Which horse was twice beaten a short-head in the Cheltenham Gold Cup?

The most valuable steeplechase of its kind in Britain, the Cheltenham Gold Cup is, for many, the highlight not just of the Cheltenham Festival, but of the whole National Hunt season. The race is run over three miles and two-and-a-half miles, and 22 notoriously stiff fences, on the stamina-laden New Course at Prestbury Park and provides a thorough examination of the prowess of any staying steeplechaser.

For the connections to many such horses, to even be in the reckoning for race of the calibre of the Cheltenham Gold Cup is a privilege and actually winning it remains, as pioneering jockey Rachael Blackmore out it, an “impossible dream”. Spare a thought, then, for those horses that are beaten by narrow margins in the ‘Blue Riband’ event because, as connections of On His Own (beaten a short-head in 2014) and Santini (beaten a neck in 2019) will probably acknowledge, it must be an agonising experience.

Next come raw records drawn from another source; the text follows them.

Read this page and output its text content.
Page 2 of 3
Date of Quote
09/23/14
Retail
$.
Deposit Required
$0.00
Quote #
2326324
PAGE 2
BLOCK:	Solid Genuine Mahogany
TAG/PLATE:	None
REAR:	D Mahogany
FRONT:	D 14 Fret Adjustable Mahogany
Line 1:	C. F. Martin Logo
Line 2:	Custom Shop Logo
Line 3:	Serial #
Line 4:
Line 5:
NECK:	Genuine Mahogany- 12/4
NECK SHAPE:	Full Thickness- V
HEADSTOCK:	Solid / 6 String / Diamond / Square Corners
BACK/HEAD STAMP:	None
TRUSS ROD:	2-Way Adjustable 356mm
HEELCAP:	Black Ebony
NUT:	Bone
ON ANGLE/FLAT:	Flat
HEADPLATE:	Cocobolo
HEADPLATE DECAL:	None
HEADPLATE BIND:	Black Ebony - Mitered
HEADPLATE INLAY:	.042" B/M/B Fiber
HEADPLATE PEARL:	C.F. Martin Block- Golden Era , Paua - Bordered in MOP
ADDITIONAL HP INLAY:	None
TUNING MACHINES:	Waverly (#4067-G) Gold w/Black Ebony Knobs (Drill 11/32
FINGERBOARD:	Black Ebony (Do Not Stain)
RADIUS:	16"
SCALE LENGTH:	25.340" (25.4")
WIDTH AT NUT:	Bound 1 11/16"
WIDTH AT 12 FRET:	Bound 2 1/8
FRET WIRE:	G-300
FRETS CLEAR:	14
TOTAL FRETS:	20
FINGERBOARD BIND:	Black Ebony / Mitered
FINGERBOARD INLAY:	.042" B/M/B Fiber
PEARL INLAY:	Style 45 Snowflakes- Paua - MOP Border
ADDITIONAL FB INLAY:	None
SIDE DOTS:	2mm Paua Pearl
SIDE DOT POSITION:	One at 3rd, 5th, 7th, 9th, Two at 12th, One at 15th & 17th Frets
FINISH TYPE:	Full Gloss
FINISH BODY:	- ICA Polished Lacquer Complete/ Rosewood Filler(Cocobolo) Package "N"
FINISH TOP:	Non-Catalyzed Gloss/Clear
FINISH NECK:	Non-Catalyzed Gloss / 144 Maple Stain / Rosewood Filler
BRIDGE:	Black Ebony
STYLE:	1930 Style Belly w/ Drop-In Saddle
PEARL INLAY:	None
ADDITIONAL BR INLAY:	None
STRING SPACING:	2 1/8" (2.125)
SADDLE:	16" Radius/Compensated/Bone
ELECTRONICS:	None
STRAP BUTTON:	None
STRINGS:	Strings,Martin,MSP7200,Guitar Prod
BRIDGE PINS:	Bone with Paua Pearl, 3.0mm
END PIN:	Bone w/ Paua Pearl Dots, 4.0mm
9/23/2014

Of course, neither On His Own nor Santini ever won the Cheltenham Gold Cup, but the horse that was beaten a short-head not once, but twice, did manage to add his name to the roll of honour at the fourth time of asking. The horse in question was The Fellow, trained in France by Francois Doumen and ridden on all four Gold Cup attempts by Adam Kondrat. In 1991, The Fellow was sent off at a relatively unfancied 28/1, but nonetheless came within a whisker of beating Garrison Savannah. The following season, he returned to the Cheltenham Festival off a win in the King George VI Chase at Kempton Park on Boxing Day, but was again beat a short-head, by Cool Ground.